Title: Oil and Policy in the Arabic Gulf. (1989-1997)

Fahad M Alsultan

Abstract


Security and stability in the Arabic Gulf region are essential for the whole world. Purely, because two thirds of world crude oil reserves are located in the region. Saudi Arabia and Iran are the biggest and the most influential countries in the region. Currently, Saudi Arabia, the World largest oil producer, supplies the world with approximately 15% of its oil needs and its share in world supply is increasing. Therefore, it is the main OPEC member. Iran is one of OPEC key members and one of the world main oil and gas producer. Hence, it is critical to investigate how OPEC affect the two countries relations and ultimately affect the Arabic Gulf policy at large.
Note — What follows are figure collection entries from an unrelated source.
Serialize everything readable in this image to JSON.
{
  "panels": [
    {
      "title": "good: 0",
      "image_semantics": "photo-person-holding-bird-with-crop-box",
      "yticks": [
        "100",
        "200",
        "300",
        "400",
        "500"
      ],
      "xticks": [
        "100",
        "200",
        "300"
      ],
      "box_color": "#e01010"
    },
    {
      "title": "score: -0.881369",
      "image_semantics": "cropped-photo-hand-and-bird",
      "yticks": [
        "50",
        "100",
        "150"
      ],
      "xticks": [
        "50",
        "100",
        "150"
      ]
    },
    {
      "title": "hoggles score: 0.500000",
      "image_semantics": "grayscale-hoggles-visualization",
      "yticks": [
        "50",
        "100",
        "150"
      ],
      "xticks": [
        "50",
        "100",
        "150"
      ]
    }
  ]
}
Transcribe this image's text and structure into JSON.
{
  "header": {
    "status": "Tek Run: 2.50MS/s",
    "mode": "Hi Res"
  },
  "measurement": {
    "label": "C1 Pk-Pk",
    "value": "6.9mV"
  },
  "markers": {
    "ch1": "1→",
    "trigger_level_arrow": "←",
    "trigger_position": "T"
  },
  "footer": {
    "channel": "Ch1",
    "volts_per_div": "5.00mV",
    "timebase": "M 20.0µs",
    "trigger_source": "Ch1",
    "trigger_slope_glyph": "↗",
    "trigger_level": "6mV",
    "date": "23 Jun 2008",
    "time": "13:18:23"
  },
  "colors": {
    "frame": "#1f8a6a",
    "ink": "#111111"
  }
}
Regional Competition, Ideology, Iran Nuclear Program, Terrorism and OPEC (Oil) are among the key factors that affect the Arabic Gulf policy and the two countries relations. This paper is to study why and how oil has affected the two countries bilateral relations and eventually had an impact on the Gulf Policy.

The paper will begin with a quick review of the Gulf region policy and then it will delve into the two countries competition over oil price prior to 1989. It will then highlight the major crises in the 1990s, analysing their impact on oil price and the reaction of Riyadh and Tehran. At the end, the paper could conclude that the oil issue is likely to appear when there is a political disagreement between the main players in the Gulf. However, at a time of accommodation between the two countries, disagreement on oil price is less likely to rise.